Gates Cambridge Scholar Alison Greggor, lead author on the paper, says: "Animals are inherently guided by cognitive biases that influence which perceptual cues they attend to, and which associations they learn. If we can understand which cues animals use to guide their behaviour, we can target these cues in a specific manner to change their behaviour."
This might not be a case of simply teaching them to adapt to human-dominated environments, although this might be useful in some situations because sometimes the issue is how animals perceive a signal. By changing a signal, such as the lighthouse beam, animals may no longer respond to a stimulus in a negative way.

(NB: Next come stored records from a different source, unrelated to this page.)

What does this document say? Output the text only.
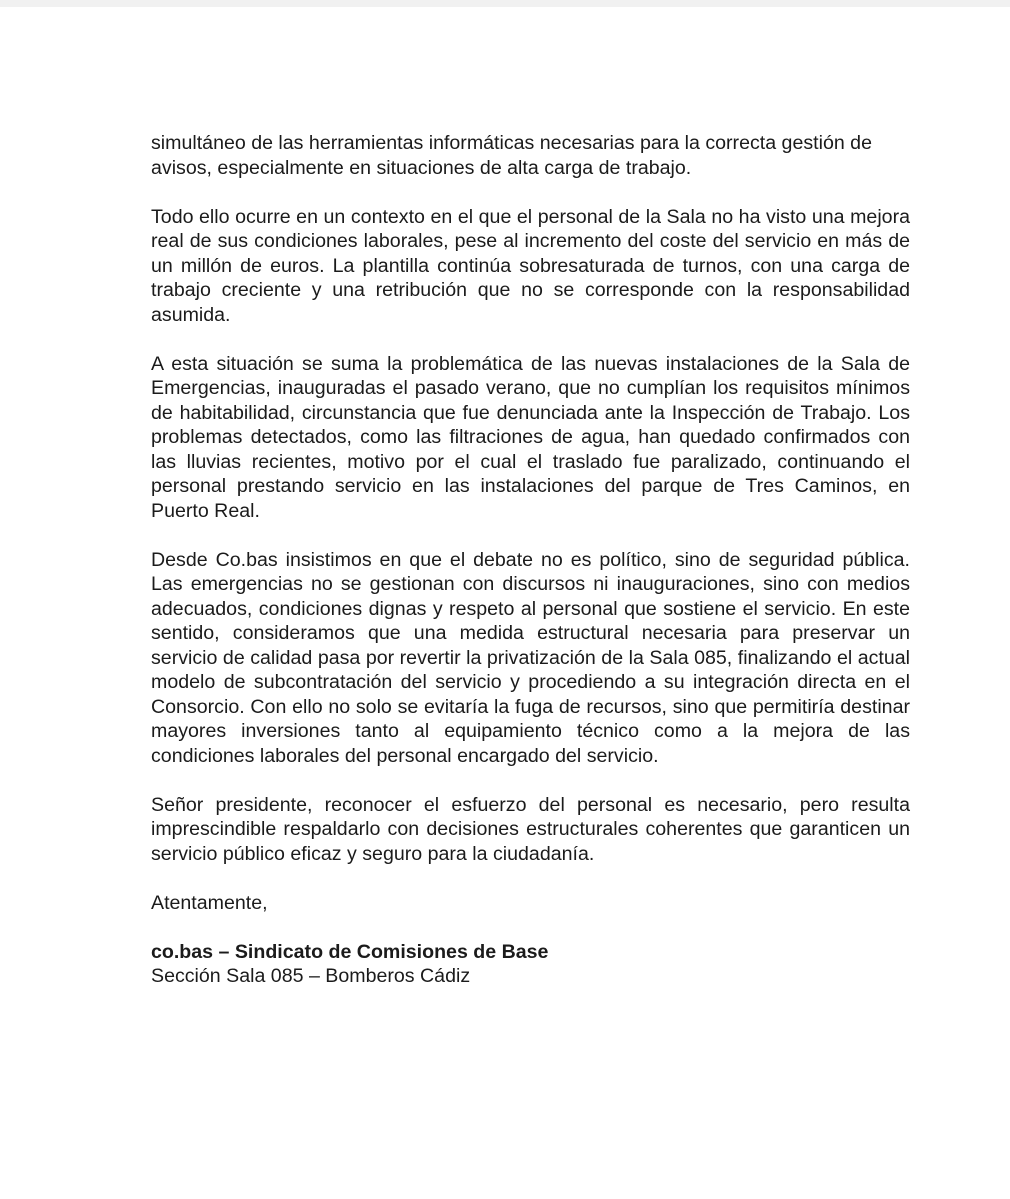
simultáneo de las herramientas informáticas necesarias para la correcta gestión de avisos, especialmente en situaciones de alta carga de trabajo.

Todo ello ocurre en un contexto en el que el personal de la Sala no ha visto una mejora real de sus condiciones laborales, pese al incremento del coste del servicio en más de un millón de euros. La plantilla continúa sobresaturada de turnos, con una carga de trabajo creciente y una retribución que no se corresponde con la responsabilidad asumida.

A esta situación se suma la problemática de las nuevas instalaciones de la Sala de Emergencias, inauguradas el pasado verano, que no cumplían los requisitos mínimos de habitabilidad, circunstancia que fue denunciada ante la Inspección de Trabajo. Los problemas detectados, como las filtraciones de agua, han quedado confirmados con las lluvias recientes, motivo por el cual el traslado fue paralizado, continuando el personal prestando servicio en las instalaciones del parque de Tres Caminos, en Puerto Real.

Desde Co.bas insistimos en que el debate no es político, sino de seguridad pública. Las emergencias no se gestionan con discursos ni inauguraciones, sino con medios adecuados, condiciones dignas y respeto al personal que sostiene el servicio. En este sentido, consideramos que una medida estructural necesaria para preservar un servicio de calidad pasa por revertir la privatización de la Sala 085, finalizando el actual modelo de subcontratación del servicio y procediendo a su integración directa en el Consorcio. Con ello no solo se evitaría la fuga de recursos, sino que permitiría destinar mayores inversiones tanto al equipamiento técnico como a la mejora de las condiciones laborales del personal encargado del servicio.

Señor presidente, reconocer el esfuerzo del personal es necesario, pero resulta imprescindible respaldarlo con decisiones estructurales coherentes que garanticen un servicio público eficaz y seguro para la ciudadanía.

Atentamente,

co.bas – Sindicato de Comisiones de Base

Sección Sala 085 – Bomberos Cádiz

Greggor, who is doing a PhD in Experimental Psychology, is studying the impact of humans on jackdaws, how their habitat – whether rural or city – makes a difference and whether some birds are more successful when they act in a certain way around humans.
"I'm interested in the interaction between animals and humans, something that is vital as our influence gets larger and larger," she says. Before starting her work on jackdaws, she worked on the SAPPHIRE project in Hawaii looking at the impact of tourists on dolphin behaviour.

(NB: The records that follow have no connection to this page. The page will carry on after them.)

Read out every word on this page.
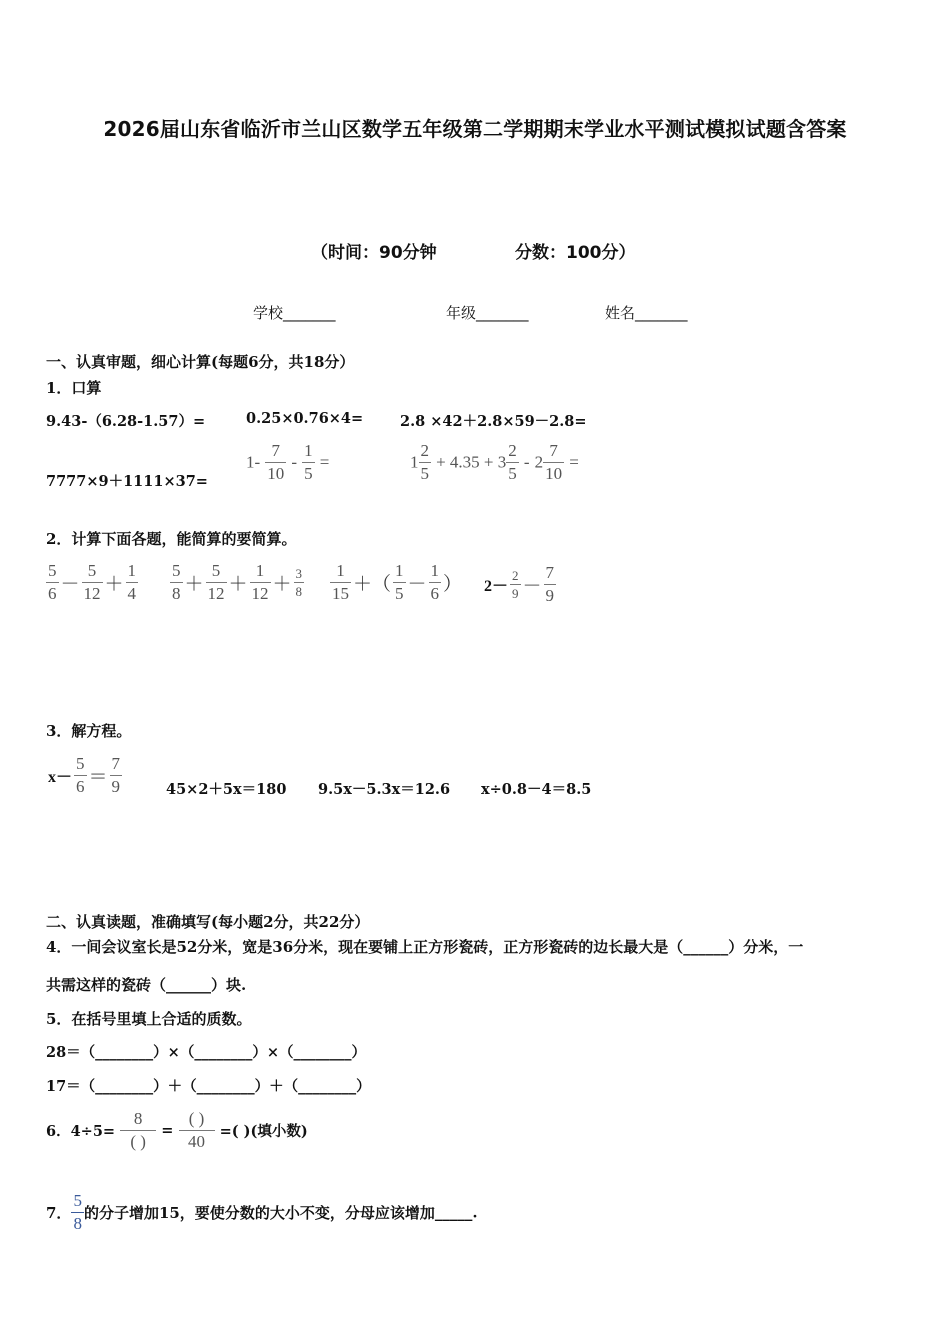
2026届山东省临沂市兰山区数学五年级第二学期期末学业水平测试模拟试题含答案
（时间：90分钟	分数：100分）
学校_______	年级_______	姓名_______
一、认真审题，细心计算(每题6分，共18分）
1．口算
9.43-（6.28-1.57）=	0.25×0.76×4=	2.8 ×42＋2.8×59－2.8=
7777×9＋1111×37=
$1- \frac{7}{10} - \frac{1}{5}$ =	$1 \frac{2}{5} + 4.35 + 3 \frac{2}{5} - 2 \frac{7}{10}$ =
2．计算下面各题，能简算的要简算。
$\frac{5}{6} - \frac{5}{12} + \frac{1}{4} \frac{5}{8} + \frac{5}{12} + \frac{1}{12} + \frac{3}{8} \frac{1}{15}$ ＋（ $\frac{1}{5} - \frac{1}{6}$ ） $2- \frac{2}{9} - \frac{7}{9}$
3．解方程。
$x- \frac{5}{6} = \frac{7}{9}$	45×2＋5x＝180 9.5x－5.3x＝12.6 x÷0.8－4＝8.5
二、认真读题，准确填写(每小题2分，共22分）
4．一间会议室长是52分米，宽是36分米，现在要铺上正方形瓷砖，正方形瓷砖的边长最大是（______）分米，一
共需这样的瓷砖（______）块.
5．在括号里填上合适的质数。
28＝（________）×（________）×（________）
17＝（________）＋（________）＋（________）
6．$4\div 5= \frac{8}{( )} = \frac{( )}{40}$ =( )(填小数)
7． $\frac{5}{8}$ 的分子增加15，要使分数的大小不变，分母应该增加_____.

The dolphins came inland to sleep during the day to escape potential dangers from predators. Alison and her colleagues observed their behaviour and were able to recognise individual dolphins and their movements from the marks on their fins. She says that when they are at rest the dolphins tend to move in a tight pack and come up slowly for air. However, the researchers observed that when they were in areas where there was a lot of tourist activity the groups would break up and become agitated. Some would avoid going into the bays altogether. "Their response was a very obvious direct result of human activity day after day. If they don't get enough sleep they are not as vigilant to predators and not as efficient in getting prey. The long-term impact is huge," she says.
Although the fundamental principles of animal cognition have been well studied for decades, it is only within the past 10 years or so that people have begun to see behaviour as something that impacts conservation outcomes.
"In our journal article, we advocate taking things a step farther. Since cognition drives behaviour, we can use our knowledge of cognitive mechanisms to most efficiently shape the behaviour we want to change," says Greggor. "This has been slowly happening in selected management areas, such as in encouraging hatchery reared-fish to prefer the correct type of stream, or identifying the types of signals that create perceptual errors, but there is a long way to go before the two fields are integrated."
The journal article, published in July, has pushed forward the debate and has already generated discussion, including a formal reply letter and a response from the authors,published this week. Ultimately, however, Greggor says that the theories the authors propose to aid conservation policies need to be made accessible to those forming management policy and conservation programmes.
The Cambridge team, along with international collaborators and Alex Thornton at the University of Exeter, therefore plan to create a database where this type of information is available to those in the conservation field. They are setting up a website based on the example of the Conservation Evidence site run by Professor Bill Sutherland and his colleagues in the Zoology Department (ConservationEvidence.com). This is a free, information resource designed to support decisions about how to maintain and restore global biodiversity through the publication of summarised evidence from scientific literature about the effects of conservation interventions such as species management. Greggor is optimistic the site will turn academic research into conservation action on the ground. She says: "We are perfectly set up in Cambridge to work together and actually make this happen."